Up until recently, no right-minded surfer, diver or swimmer would go near the ocean without a toasty wetsuit, and even then you wouldn’t be completely oblivious to the sharp sting of the ocean. In recent years, however much light has been shed on the physical and mental health benefits of entering the ocean without any protective clothing (normal swimwear is still recommended, though, unless you’re hanging out at Sandy Bay).
Anyone who’s watched My Octopus Teacher will remember how diver Craig Foster said he never wore a wetsuit, so as to get closer to nature and the ocean’s inhabitants, physically and emotionally. It can be seen as a symbol of immersion and surrender, allowing the ocean to encapsulate us fully.
Here are some more reasons why Capetonians and visitors alike are braving the Cape’s waters without a barrier layer and showing some skin to Mother Nature.
Swimming in the ocean regularly will help with stress relief and boosts the mood. Sea water also contains important minerals that are good to expose the body to, reports LiveStrong.

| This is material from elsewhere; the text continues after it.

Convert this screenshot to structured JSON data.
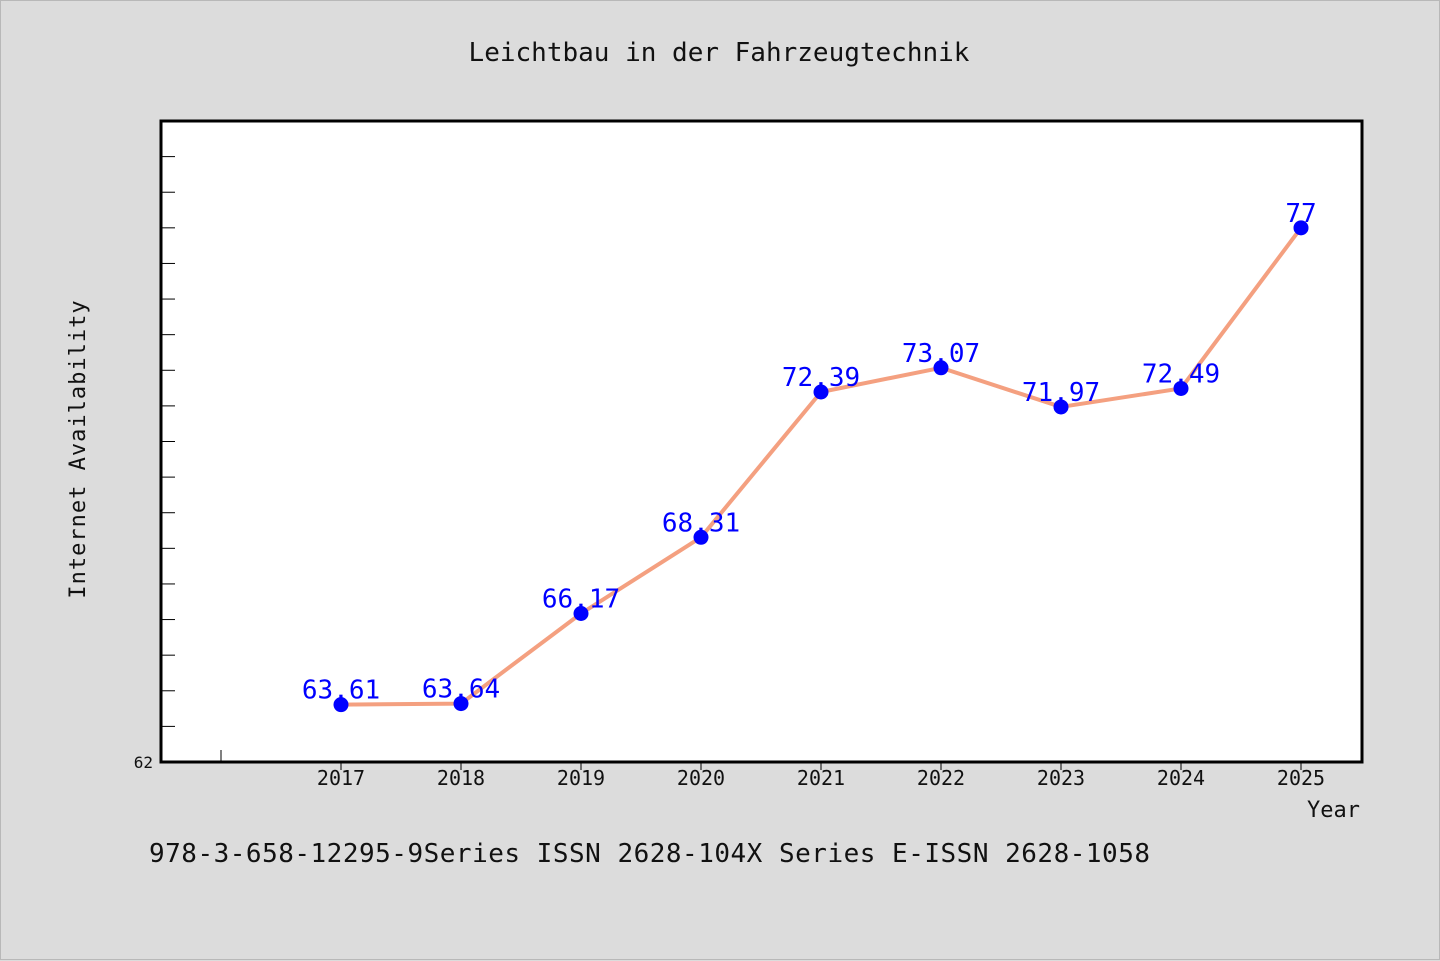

IPRS Health adds other benefits:
– It gives you a natural high
Exercise in general but especially swimming in cold water releases endorphins, which makes us feel good. This will boost your mood and swimming daily or even weekly will help improve fitness, creating a positive cycle of feeling good and maintaining physical activity.

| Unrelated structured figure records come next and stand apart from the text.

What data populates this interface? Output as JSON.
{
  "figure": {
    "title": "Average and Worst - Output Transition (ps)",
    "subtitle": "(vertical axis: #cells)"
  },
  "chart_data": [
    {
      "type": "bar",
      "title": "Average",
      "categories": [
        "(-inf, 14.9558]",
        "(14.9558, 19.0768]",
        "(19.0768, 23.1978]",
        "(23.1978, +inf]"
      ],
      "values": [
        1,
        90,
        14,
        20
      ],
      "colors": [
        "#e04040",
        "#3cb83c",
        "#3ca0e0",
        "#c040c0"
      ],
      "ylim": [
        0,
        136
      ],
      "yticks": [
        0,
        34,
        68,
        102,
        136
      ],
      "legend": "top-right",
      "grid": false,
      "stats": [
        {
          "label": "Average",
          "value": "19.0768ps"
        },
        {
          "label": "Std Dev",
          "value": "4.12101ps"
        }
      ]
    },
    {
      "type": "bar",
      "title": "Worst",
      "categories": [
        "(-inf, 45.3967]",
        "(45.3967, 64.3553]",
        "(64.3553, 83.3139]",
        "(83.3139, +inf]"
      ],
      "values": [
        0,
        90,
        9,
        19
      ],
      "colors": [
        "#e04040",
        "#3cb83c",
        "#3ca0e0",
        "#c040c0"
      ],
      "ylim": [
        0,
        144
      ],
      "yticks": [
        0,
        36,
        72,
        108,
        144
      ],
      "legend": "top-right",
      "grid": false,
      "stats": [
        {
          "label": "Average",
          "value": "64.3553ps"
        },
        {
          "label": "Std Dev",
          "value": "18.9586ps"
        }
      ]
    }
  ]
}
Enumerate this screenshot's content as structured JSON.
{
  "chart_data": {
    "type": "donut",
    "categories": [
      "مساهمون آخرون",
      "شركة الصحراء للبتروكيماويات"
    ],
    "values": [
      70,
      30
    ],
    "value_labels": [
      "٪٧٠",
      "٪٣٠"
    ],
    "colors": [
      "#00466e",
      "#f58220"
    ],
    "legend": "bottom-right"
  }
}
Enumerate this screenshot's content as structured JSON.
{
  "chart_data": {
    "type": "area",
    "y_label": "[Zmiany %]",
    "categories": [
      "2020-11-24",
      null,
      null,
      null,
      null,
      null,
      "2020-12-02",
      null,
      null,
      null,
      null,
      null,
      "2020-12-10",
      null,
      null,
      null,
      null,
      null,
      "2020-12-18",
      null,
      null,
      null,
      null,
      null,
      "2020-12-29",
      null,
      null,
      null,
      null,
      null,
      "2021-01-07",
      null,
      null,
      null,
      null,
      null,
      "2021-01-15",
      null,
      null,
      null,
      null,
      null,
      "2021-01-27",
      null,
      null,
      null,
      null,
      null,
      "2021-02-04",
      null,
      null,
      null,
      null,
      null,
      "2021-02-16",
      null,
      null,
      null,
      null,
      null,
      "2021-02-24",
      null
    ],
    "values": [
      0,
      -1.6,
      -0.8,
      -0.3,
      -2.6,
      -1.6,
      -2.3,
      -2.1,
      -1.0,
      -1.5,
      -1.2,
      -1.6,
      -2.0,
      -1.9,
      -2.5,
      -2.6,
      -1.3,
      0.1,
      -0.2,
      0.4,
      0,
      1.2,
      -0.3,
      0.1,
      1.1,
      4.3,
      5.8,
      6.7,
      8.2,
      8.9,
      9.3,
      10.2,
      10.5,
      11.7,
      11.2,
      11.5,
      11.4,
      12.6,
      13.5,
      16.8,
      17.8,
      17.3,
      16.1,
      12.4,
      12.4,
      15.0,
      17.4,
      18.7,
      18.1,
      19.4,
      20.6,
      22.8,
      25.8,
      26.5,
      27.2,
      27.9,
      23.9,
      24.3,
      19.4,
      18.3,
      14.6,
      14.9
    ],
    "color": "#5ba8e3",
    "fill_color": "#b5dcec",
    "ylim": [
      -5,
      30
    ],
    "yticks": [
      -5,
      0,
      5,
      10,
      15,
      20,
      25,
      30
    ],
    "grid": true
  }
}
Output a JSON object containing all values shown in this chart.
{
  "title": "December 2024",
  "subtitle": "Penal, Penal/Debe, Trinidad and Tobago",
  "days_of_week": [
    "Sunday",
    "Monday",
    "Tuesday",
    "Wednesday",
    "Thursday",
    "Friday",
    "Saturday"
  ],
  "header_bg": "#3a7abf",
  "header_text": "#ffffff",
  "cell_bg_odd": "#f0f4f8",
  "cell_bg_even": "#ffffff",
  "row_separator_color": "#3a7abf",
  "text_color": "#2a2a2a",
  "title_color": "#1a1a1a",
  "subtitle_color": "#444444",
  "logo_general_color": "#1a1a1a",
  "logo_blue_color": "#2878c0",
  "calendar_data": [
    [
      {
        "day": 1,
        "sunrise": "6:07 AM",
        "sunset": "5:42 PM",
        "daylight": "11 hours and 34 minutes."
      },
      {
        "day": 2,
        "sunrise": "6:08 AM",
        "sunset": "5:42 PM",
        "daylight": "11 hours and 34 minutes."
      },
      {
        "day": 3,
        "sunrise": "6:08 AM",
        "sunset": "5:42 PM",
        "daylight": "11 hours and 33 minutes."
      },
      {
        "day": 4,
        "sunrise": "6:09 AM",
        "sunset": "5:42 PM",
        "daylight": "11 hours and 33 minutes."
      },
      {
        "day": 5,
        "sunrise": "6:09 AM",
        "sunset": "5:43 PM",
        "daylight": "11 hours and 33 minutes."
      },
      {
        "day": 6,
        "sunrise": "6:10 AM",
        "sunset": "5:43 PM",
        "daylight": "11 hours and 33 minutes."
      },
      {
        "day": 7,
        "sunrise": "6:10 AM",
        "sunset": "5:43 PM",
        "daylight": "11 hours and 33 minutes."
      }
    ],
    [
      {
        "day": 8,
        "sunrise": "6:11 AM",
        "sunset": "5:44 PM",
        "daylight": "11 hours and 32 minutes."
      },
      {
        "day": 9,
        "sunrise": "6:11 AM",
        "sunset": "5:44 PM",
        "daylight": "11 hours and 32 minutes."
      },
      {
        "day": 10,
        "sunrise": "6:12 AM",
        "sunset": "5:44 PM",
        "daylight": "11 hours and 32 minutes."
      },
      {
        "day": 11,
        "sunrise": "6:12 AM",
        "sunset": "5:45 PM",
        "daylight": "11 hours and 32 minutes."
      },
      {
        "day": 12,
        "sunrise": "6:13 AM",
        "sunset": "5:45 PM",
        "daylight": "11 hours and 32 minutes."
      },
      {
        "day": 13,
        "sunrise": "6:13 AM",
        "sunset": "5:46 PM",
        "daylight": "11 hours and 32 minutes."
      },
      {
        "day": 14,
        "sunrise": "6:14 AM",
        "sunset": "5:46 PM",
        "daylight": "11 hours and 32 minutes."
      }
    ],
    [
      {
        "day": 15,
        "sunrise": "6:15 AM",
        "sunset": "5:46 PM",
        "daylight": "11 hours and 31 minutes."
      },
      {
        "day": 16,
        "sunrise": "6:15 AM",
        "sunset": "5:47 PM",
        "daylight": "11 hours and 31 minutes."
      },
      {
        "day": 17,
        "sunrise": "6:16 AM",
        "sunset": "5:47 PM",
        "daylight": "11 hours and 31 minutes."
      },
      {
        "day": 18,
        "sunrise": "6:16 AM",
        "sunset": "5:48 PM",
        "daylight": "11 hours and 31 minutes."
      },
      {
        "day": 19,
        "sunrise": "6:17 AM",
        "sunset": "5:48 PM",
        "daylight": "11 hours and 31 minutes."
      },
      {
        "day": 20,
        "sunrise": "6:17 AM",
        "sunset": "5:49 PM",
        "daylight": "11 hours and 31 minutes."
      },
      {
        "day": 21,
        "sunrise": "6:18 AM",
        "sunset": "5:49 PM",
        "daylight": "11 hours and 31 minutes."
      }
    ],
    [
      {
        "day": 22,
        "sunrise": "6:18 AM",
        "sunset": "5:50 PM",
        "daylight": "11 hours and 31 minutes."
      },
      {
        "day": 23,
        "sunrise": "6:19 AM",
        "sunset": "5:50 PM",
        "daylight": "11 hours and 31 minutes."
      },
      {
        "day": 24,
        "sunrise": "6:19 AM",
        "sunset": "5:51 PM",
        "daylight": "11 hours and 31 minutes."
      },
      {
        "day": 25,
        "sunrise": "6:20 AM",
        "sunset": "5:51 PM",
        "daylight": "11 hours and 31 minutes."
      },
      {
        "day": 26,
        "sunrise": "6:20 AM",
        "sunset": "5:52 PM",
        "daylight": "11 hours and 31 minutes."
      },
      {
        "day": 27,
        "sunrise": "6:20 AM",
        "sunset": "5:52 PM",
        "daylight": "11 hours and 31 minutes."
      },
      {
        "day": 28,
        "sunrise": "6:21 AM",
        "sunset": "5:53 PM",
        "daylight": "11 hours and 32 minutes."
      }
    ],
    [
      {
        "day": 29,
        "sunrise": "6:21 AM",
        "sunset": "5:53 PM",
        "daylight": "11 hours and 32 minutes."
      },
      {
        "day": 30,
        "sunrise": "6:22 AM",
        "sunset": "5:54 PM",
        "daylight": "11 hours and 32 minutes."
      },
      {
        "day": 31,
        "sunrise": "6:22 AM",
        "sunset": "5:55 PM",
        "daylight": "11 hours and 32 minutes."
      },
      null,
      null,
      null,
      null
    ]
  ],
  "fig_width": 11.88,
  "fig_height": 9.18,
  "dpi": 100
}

– It improves blood circulation
Repeated exposure to very cold water helps our bodies adapt to cold over time, and forces blood to the surface and helps to warm our extremities. This improves blood circulation to help keep healthy veins and arteries.
– It increases libido
Swimming in icy oceans has been found to boost oestrogen and testosterone production, adding an edge to fertility and libido. ‘Nuff said.
Here’s how to acclimatise to cold water if you have trouble dealing with cold:
When we get into ice cold water, the body experiences a shock response which leads to rapid breathing, an increased heart rate and increased blood pressure, reports the Outdoor Swimming Society. However, only about five immersions of three minutes will halve the cold shock response, helping you to adapt.
Note: Clinical hypothermia is a core body temperature of 35 degrees Celcius or less, so be sure to seek medical attention if you suspect you might suffer from it. Signs of hypothermia include mental confusion, slurred speech and poor movement coordination.